# Should I detune my new board????



## Nzder (Sep 17, 2012)

Hi I just brought a new Never summer Infinity board.
I will be riding in Whistler so mostly groomed runs and powder someone suggested I get it detuned as the edges are pretty sharp.
Is this recommended ??? I am an intermediate rider


----------



## Snow Hound (Jul 21, 2012)

No. We just had a thread like this. Sharp edges won't hinder you in good conditions and you'll be glad of them if you ever hit really firm snow or ice. Unless you do solely rails and boxes in the park don't detune your edges. 

Should you detune past the contact points on the tip and tail? I think the consensus is again no.


----------



## RockyMTNsteeze (Oct 21, 2012)

Fully detuned edges are good for park riding since sharp ones can catch on features. Some people just detune in between the bindings.

It is recommended for all types of riding to detune the edges near the nose and tail for new snowboards.

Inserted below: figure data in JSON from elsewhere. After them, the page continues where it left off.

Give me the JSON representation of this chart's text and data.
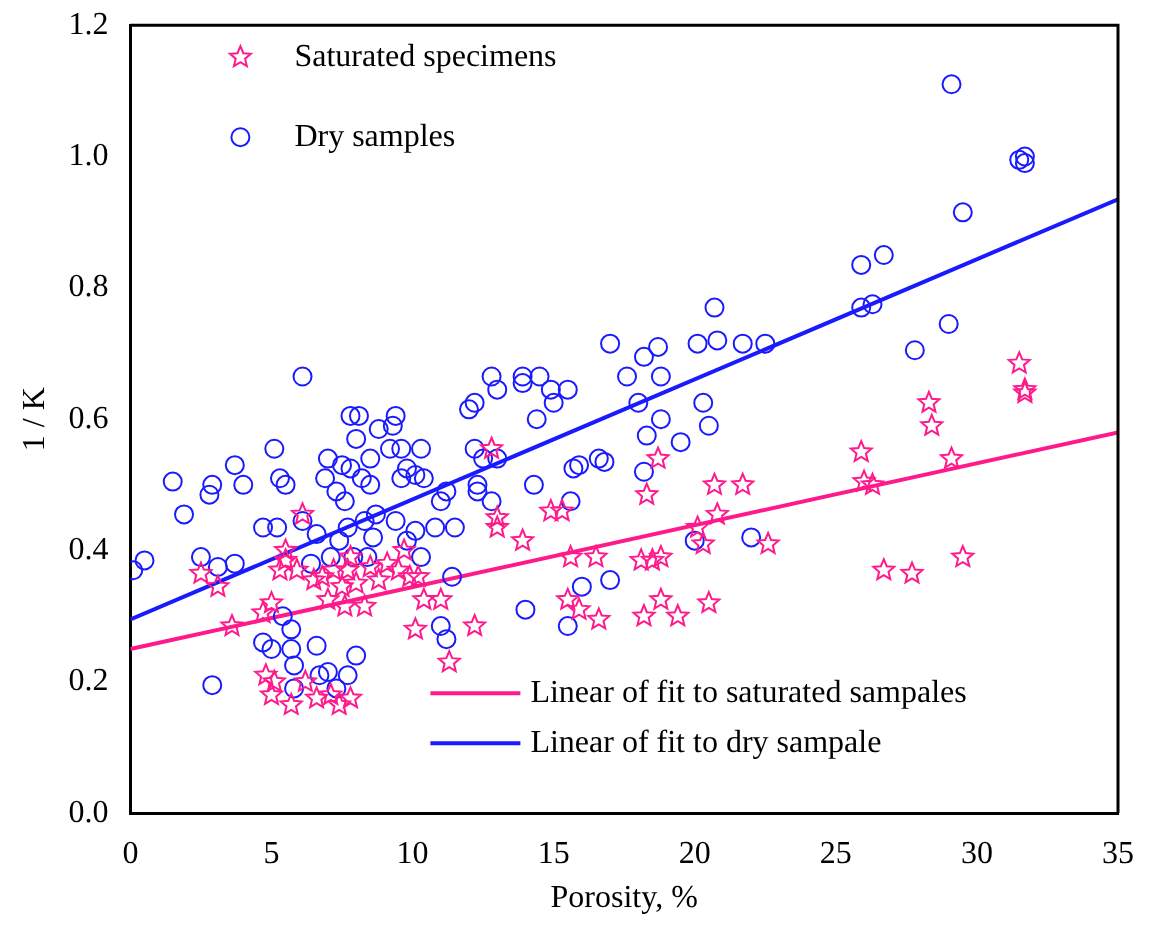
{
  "chart_data": {
    "type": "scatter",
    "xlabel": "Porosity, %",
    "ylabel": "1 / K",
    "xlim": [
      0,
      35
    ],
    "xticks": [
      0,
      5,
      10,
      15,
      20,
      25,
      30,
      35
    ],
    "ylim": [
      0,
      1.2
    ],
    "yticks": [
      {
        "value": 0,
        "label": "0.0"
      },
      0.2,
      0.4,
      0.6,
      0.8,
      {
        "value": 1,
        "label": "1.0"
      },
      {
        "value": 1.2,
        "label": "1.2"
      }
    ],
    "grid": false,
    "legend": "top left",
    "series": [
      {
        "name": "Saturated specimens",
        "marker": "star",
        "color": "#ff1a8c",
        "x": [
          2.5,
          3.1,
          3.6,
          4.7,
          5,
          4.8,
          5,
          5.1,
          5.3,
          5.5,
          5.5,
          5.7,
          5.9,
          6.1,
          6.2,
          6.5,
          6.6,
          6.8,
          7,
          7.1,
          7.2,
          7.4,
          7.5,
          7.6,
          7.7,
          7.8,
          7.8,
          8,
          8.3,
          8.5,
          8.8,
          9.1,
          9.5,
          9.7,
          9.9,
          10.1,
          10.2,
          10.4,
          11,
          11.3,
          12.2,
          12.8,
          13,
          13,
          13.9,
          14.9,
          15.3,
          15.5,
          15.6,
          15.9,
          16.5,
          16.6,
          18.1,
          18.2,
          18.3,
          18.5,
          18.7,
          18.8,
          18.8,
          19.4,
          20.1,
          20.3,
          20.5,
          20.7,
          20.8,
          21.7,
          22.6,
          25.9,
          26,
          26.3,
          26.7,
          27.7,
          28.3,
          28.4,
          29.1,
          29.5,
          31.5,
          31.7,
          31.7
        ],
        "values": [
          0.365,
          0.345,
          0.285,
          0.305,
          0.32,
          0.21,
          0.18,
          0.2,
          0.37,
          0.385,
          0.4,
          0.165,
          0.37,
          0.455,
          0.2,
          0.355,
          0.175,
          0.36,
          0.325,
          0.18,
          0.37,
          0.165,
          0.345,
          0.315,
          0.37,
          0.39,
          0.175,
          0.35,
          0.315,
          0.375,
          0.355,
          0.38,
          0.37,
          0.4,
          0.36,
          0.28,
          0.36,
          0.325,
          0.325,
          0.23,
          0.285,
          0.555,
          0.45,
          0.435,
          0.415,
          0.46,
          0.46,
          0.325,
          0.39,
          0.31,
          0.39,
          0.295,
          0.385,
          0.3,
          0.485,
          0.385,
          0.54,
          0.39,
          0.325,
          0.3,
          0.435,
          0.41,
          0.32,
          0.5,
          0.455,
          0.5,
          0.41,
          0.55,
          0.505,
          0.5,
          0.37,
          0.365,
          0.625,
          0.59,
          0.54,
          0.39,
          0.685,
          0.645,
          0.64
        ]
      },
      {
        "name": "Dry samples",
        "marker": "circle",
        "color": "#1a1aff",
        "x": [
          0.1,
          0.5,
          1.5,
          1.9,
          2.5,
          2.8,
          2.9,
          2.9,
          3.1,
          3.7,
          3.7,
          4,
          4.7,
          5.1,
          5.2,
          5.3,
          5.4,
          5.5,
          5.7,
          5.7,
          5.8,
          4.7,
          5,
          5.8,
          6.1,
          6.1,
          6.4,
          6.6,
          6.6,
          6.7,
          6.9,
          7,
          7,
          7.1,
          7.3,
          7.3,
          7.4,
          7.5,
          7.6,
          7.7,
          7.7,
          7.8,
          7.8,
          7.9,
          8,
          8,
          8.1,
          8.2,
          8.3,
          8.4,
          8.5,
          8.5,
          8.6,
          8.7,
          8.8,
          9.2,
          9.3,
          9.4,
          9.4,
          9.6,
          9.6,
          9.8,
          9.8,
          10.1,
          10.1,
          10.3,
          10.3,
          10.4,
          10.8,
          11,
          11,
          11.2,
          11.2,
          11.4,
          11.5,
          12,
          12.2,
          12.2,
          12.3,
          12.3,
          12.5,
          12.8,
          12.8,
          13,
          13,
          13.9,
          13.9,
          14,
          14.3,
          14.4,
          14.5,
          14.9,
          15,
          15.5,
          15.5,
          15.6,
          15.7,
          15.9,
          16,
          16.6,
          16.8,
          17,
          17,
          17.6,
          18,
          18.2,
          18.2,
          18.3,
          18.7,
          18.8,
          18.8,
          19.5,
          20,
          20.1,
          20.3,
          20.5,
          20.7,
          20.8,
          21.7,
          22,
          22.5,
          25.9,
          25.9,
          26.3,
          26.7,
          27.8,
          29,
          29.1,
          29.5,
          31.5,
          31.7,
          31.7
        ],
        "values": [
          0.37,
          0.385,
          0.505,
          0.455,
          0.39,
          0.485,
          0.5,
          0.195,
          0.375,
          0.38,
          0.53,
          0.5,
          0.435,
          0.555,
          0.435,
          0.51,
          0.3,
          0.5,
          0.28,
          0.25,
          0.19,
          0.26,
          0.25,
          0.225,
          0.665,
          0.445,
          0.38,
          0.425,
          0.255,
          0.21,
          0.51,
          0.54,
          0.215,
          0.39,
          0.19,
          0.49,
          0.415,
          0.53,
          0.475,
          0.21,
          0.435,
          0.605,
          0.525,
          0.39,
          0.24,
          0.57,
          0.605,
          0.51,
          0.445,
          0.39,
          0.54,
          0.5,
          0.42,
          0.455,
          0.585,
          0.555,
          0.59,
          0.605,
          0.445,
          0.555,
          0.51,
          0.415,
          0.525,
          0.43,
          0.515,
          0.39,
          0.555,
          0.51,
          0.435,
          0.475,
          0.285,
          0.265,
          0.49,
          0.36,
          0.435,
          0.615,
          0.555,
          0.625,
          0.49,
          0.5,
          0.54,
          0.665,
          0.475,
          0.645,
          0.54,
          0.665,
          0.655,
          0.31,
          0.5,
          0.6,
          0.665,
          0.645,
          0.625,
          0.645,
          0.285,
          0.475,
          0.525,
          0.53,
          0.345,
          0.54,
          0.535,
          0.355,
          0.715,
          0.665,
          0.625,
          0.52,
          0.695,
          0.575,
          0.71,
          0.665,
          0.6,
          0.565,
          0.415,
          0.715,
          0.625,
          0.59,
          0.77,
          0.72,
          0.715,
          0.42,
          0.715,
          0.835,
          0.77,
          0.775,
          0.85,
          0.705,
          0.745,
          1.11,
          0.915,
          0.995,
          0.99,
          1.0
        ]
      },
      {
        "name": "Linear of fit to saturated sampales",
        "type": "line",
        "marker": "none",
        "line_style": "solid",
        "color": "#ff1a8c",
        "x": [
          0,
          35
        ],
        "values": [
          0.25,
          0.58
        ]
      },
      {
        "name": "Linear of fit to dry sampale",
        "type": "line",
        "marker": "none",
        "line_style": "solid",
        "color": "#1a1aff",
        "x": [
          0,
          35
        ],
        "values": [
          0.295,
          0.935
        ]
      }
    ]
  }
}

How To: Detune Your Snowboard Edges | TransWorld SNOWboarding


----------



## NWBoarder (Jan 10, 2010)

Personally, I wouldn't. However, many will tell you to just detune the tip and tail. You can do that if you want, but again, I wouldn't. Really though, it's all personal preference. The only thing a detune is going to do is make it slightly less likely to catch an edge. Since you deem yourself an intermediate rider, you should be know pretty well how to mostly avoid catching an edge. Riding the board will detune it for you as well, so after a few good days, you should be fine anyways. But again, it's all personal preference. 

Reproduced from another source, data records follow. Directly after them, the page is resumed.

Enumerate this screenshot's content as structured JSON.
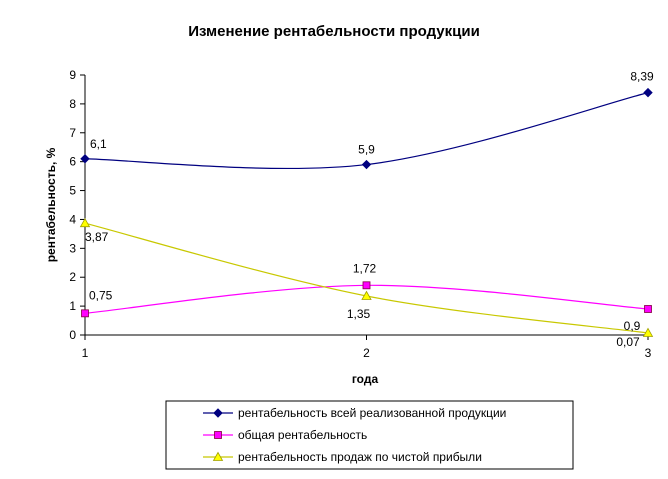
{
  "chart_data": {
    "type": "line",
    "title": "Изменение рентабельности продукции",
    "xlabel": "года",
    "ylabel": "рентабельность, %",
    "categories": [
      "1",
      "2",
      "3"
    ],
    "ylim": [
      0,
      9
    ],
    "yticks": [
      "0",
      "1",
      "2",
      "3",
      "4",
      "5",
      "6",
      "7",
      "8",
      "9"
    ],
    "grid": false,
    "legend_position": "bottom",
    "series": [
      {
        "name": "рентабельность всей реализованной продукции",
        "values": [
          6.1,
          5.9,
          8.39
        ],
        "labels": [
          "6,1",
          "5,9",
          "8,39"
        ],
        "color": "#000080",
        "marker": "diamond"
      },
      {
        "name": "общая рентабельность",
        "values": [
          0.75,
          1.72,
          0.9
        ],
        "labels": [
          "0,75",
          "1,72",
          "0,9"
        ],
        "color": "#ff00ff",
        "marker": "square"
      },
      {
        "name": "рентабельность продаж по чистой прибыли",
        "values": [
          3.87,
          1.35,
          0.07
        ],
        "labels": [
          "3,87",
          "1,35",
          "0,07"
        ],
        "color": "#c8c800",
        "marker": "triangle"
      }
    ]
  }
}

EDIT: None of the replies above me were there when I wrote this reply. Well played laggy internet. Well played.


----------



## Snow Hound (Jul 21, 2012)

Ahh. Snowboardingforum, the most helpful forum on the interwebz. Unless you're a fool.


----------



## cocolulu (Jan 21, 2011)

Nzder said:


> Hi I just brought a new Never summer Infinity board.
> I will be riding in Whistler so mostly groomed runs and powder someone suggested I get it detuned as the edges are pretty sharp.
> Is this recommended ??? I am an intermediate rider


I wouldn't. I rode a detuned board once, and everytime I hit a patch of ice, the board would turn into a disaster. The slightest pressure on an edge, and the board would slip in some unpredictable fashion... and I didn't see any advantage to having detuned edges on groomers.


----------



## Nzder (Sep 17, 2012)

Great thanks everyone think I will just let it wear down on its own


----------



## KungMartin (Oct 31, 2012)

wait so... from what i got from this thread is that detuning is slightly overrated and mostly down to personal preference. same with tuning the edges then?

say i got my board a year ago and have ridden it for about 2 weeks total without tuning/or detuning at all. can i just leave it like that, or will my edges between the bindings atleast need a light tune?


----------



## Edge (Sep 30, 2012)

There's nothing complicated about it.

If you spend all day jibbing in the park, detune.

If you spend all day in icy conditions, sharpen (Still may not be necessary if your board has tech such as MTX, griptech, etc.)

Anything in between, the board will handle fine.


----------



## mjd (Mar 13, 2009)

I detune the crap out of every board I ride right out of the box. Full sharp edges do not agree with my riding style which basically consists of constantly fucking around, not paying attention and making all kinds of stupid mistakes.


----------



## KungMartin (Oct 31, 2012)

i do jibb in the park, but i also like to just ride at high speeds. usually in groomers.

here's a pic of my edges. do they look bad/rusted/in need of attention?


----------



## KungMartin (Oct 31, 2012)

my nose edge looks completely butt raped, lol.


----------